More Similar than Dissimilar: Modeling Annotators for Cross-Corpus Speech Emotion Recognition
This work addresses the challenge of personalizing emotion recognition systems for individual annotators in real-world applications, though it is incremental as it builds on existing multi-annotator modeling.
The paper tackled the problem of adapting speech emotion recognition models to new annotators without requiring extensive labeled data from each, by leveraging inter-annotator similarity to identify and use predictions from a similar, previously seen annotator, resulting in significant performance improvements over other off-the-shelf approaches.
Speech emotion recognition systems often predict a consensus value generated from the ratings of multiple annotators. However, these models have limited ability to predict the annotation of any one person. Alternatively, models can learn to predict the annotations of all annotators.
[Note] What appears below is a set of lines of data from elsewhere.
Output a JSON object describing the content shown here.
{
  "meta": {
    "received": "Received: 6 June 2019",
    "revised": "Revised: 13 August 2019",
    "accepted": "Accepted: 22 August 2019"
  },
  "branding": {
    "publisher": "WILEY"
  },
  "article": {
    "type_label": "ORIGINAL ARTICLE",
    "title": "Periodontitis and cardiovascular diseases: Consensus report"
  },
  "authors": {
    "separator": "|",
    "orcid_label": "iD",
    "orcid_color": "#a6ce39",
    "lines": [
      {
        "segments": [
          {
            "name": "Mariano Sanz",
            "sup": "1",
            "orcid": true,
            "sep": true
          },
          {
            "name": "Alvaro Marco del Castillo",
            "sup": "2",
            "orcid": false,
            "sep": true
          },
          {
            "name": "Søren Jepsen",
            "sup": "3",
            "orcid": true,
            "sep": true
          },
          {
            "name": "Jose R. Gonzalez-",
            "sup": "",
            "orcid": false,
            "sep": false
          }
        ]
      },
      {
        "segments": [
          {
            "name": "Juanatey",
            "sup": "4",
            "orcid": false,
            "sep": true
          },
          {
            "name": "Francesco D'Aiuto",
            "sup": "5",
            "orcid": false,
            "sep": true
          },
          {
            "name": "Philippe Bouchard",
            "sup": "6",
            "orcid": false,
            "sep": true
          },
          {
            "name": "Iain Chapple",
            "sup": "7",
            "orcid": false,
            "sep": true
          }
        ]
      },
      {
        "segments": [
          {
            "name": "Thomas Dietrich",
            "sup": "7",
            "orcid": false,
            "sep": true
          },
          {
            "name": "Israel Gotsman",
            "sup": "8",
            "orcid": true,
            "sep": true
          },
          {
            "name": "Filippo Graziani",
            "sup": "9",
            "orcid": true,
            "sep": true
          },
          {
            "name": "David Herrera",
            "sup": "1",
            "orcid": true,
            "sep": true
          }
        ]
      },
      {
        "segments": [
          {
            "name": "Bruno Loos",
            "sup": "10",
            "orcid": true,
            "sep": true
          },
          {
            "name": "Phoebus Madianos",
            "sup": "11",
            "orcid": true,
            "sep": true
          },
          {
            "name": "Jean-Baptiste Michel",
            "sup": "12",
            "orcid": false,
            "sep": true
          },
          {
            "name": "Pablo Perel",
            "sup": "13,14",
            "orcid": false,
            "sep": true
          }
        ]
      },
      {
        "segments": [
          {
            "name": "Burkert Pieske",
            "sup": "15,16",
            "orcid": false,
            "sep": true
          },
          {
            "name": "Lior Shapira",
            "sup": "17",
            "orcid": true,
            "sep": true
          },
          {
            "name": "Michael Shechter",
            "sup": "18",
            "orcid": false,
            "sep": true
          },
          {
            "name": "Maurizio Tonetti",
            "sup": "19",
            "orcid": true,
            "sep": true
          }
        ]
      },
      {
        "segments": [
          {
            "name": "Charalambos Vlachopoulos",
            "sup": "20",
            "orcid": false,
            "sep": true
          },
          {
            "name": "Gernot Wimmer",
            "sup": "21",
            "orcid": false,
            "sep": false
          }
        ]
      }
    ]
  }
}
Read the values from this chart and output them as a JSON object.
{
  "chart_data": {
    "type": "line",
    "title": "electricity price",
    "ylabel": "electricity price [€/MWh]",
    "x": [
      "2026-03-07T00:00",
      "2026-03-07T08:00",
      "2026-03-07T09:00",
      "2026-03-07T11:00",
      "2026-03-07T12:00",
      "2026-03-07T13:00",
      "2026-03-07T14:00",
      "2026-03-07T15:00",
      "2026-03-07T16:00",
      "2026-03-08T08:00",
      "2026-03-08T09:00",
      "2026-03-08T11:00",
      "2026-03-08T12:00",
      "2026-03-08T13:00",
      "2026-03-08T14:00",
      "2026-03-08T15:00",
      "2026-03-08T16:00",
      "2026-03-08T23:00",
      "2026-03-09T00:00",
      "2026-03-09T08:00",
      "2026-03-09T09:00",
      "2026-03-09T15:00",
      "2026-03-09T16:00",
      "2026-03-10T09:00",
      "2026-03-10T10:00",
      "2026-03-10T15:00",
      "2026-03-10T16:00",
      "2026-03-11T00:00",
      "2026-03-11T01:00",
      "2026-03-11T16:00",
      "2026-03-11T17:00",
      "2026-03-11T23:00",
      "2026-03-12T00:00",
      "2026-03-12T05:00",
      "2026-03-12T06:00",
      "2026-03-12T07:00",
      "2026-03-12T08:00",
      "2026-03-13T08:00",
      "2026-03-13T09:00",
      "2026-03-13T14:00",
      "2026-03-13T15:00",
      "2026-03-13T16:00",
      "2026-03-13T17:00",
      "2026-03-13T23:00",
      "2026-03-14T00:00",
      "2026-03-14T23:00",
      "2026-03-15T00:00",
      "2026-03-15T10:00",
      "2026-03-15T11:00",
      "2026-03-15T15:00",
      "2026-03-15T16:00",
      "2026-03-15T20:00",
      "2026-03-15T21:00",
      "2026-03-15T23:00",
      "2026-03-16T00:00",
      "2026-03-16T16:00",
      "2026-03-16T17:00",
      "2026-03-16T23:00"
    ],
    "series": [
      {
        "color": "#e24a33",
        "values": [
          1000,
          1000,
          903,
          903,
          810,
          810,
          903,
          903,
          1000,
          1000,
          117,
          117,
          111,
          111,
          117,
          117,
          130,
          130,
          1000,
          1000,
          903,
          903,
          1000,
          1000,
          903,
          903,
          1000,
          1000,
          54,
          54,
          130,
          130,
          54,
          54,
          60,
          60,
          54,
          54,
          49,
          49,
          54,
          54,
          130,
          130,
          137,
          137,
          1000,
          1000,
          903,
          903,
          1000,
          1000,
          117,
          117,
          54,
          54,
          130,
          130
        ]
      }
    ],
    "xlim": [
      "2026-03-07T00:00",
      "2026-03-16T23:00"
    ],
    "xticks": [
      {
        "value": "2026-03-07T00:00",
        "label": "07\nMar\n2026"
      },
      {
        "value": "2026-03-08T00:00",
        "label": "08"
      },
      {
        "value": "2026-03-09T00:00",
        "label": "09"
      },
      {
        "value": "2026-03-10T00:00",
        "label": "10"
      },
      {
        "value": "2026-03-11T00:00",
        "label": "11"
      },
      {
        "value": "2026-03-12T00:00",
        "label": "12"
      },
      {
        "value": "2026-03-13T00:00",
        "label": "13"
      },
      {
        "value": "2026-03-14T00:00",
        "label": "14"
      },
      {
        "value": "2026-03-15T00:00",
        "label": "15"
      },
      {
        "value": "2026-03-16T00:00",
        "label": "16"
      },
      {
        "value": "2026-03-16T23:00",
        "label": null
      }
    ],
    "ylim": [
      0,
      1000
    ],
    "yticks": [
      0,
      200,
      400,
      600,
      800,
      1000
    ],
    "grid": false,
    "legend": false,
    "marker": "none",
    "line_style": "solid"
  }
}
Adapting such models to new annotators is difficult as new annotators must individually provide sufficient labeled training data. We propose to leverage inter-annotator similarity by using a model pre-trained on a large annotator population to identify a similar, previously seen annotator. Given a new, previously unseen, annotator and limited enrollment data, we can make predictions for a similar annotator, enabling off-the-shelf annotation of unseen data in target datasets, providing a mechanism for extremely low-cost personalization. We demonstrate our approach significantly outperforms other off-the-shelf approaches, paving the way for lightweight emotion adaptation, practical for real-world deployment.